Fatigue life assessment of steel specimens with weld ends and complex cracking scenarios by crack propagation numerical analyses

In a previous work, steel welded specimens consisting of a tube inserted into a plate joined by four intermittent fillet welds were fatigue tested under axial loading. Two geometries were analysed, namely longitudinal and transverse, having intermittent weldments parallel and perpendicular to the applied load, respectively. Fatigue strength estimations based on the Peak Stress Method (PSM) identified crack initiation locations, but underestimated the fatigue life of transverse joints due to their prolonged crack propagation phase. In the present investigation, linear elastic fracture mechanics was adopted to simulate crack propagation by means of finite element analyses using Abaqus® and FRANC3D® software packages. Material-specific Paris’ law parameters were experimentally calibrated both for 25MnCr6 Q&T (tube) and S355JR (plate) steels using Compact Tension (CT) specimens.

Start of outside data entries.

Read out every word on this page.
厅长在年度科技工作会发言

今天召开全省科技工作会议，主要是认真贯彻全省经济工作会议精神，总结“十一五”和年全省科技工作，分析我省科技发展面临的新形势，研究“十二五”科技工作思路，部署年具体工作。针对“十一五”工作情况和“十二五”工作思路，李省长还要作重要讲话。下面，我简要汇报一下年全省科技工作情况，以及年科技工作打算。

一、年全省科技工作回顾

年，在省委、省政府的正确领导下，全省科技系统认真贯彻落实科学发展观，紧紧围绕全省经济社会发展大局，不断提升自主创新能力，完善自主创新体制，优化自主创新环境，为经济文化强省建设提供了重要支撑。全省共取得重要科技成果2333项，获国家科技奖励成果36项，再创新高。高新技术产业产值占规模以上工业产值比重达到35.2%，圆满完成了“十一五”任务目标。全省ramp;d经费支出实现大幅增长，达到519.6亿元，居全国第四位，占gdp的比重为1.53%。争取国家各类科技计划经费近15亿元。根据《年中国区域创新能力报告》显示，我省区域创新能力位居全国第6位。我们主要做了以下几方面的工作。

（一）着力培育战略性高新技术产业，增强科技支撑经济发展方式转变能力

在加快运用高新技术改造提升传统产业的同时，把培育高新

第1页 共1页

Initial cracks with 0.1 mm radius were located at the experimentally observed initiation sites, and numerical simulations were performed according to the Equivalent Initial Flaw Size (EIFS) concept suggested by the IIW guidelines. When using the most accurate simulations in terms of weld bead geometry and initial cracking scenario, fatigue life-to-failure estimations were in good agreement with the average experimental lifetime with deviations between −34 % and +45 % for transverse joints and between −17 % and −12 % for longitudinal joints.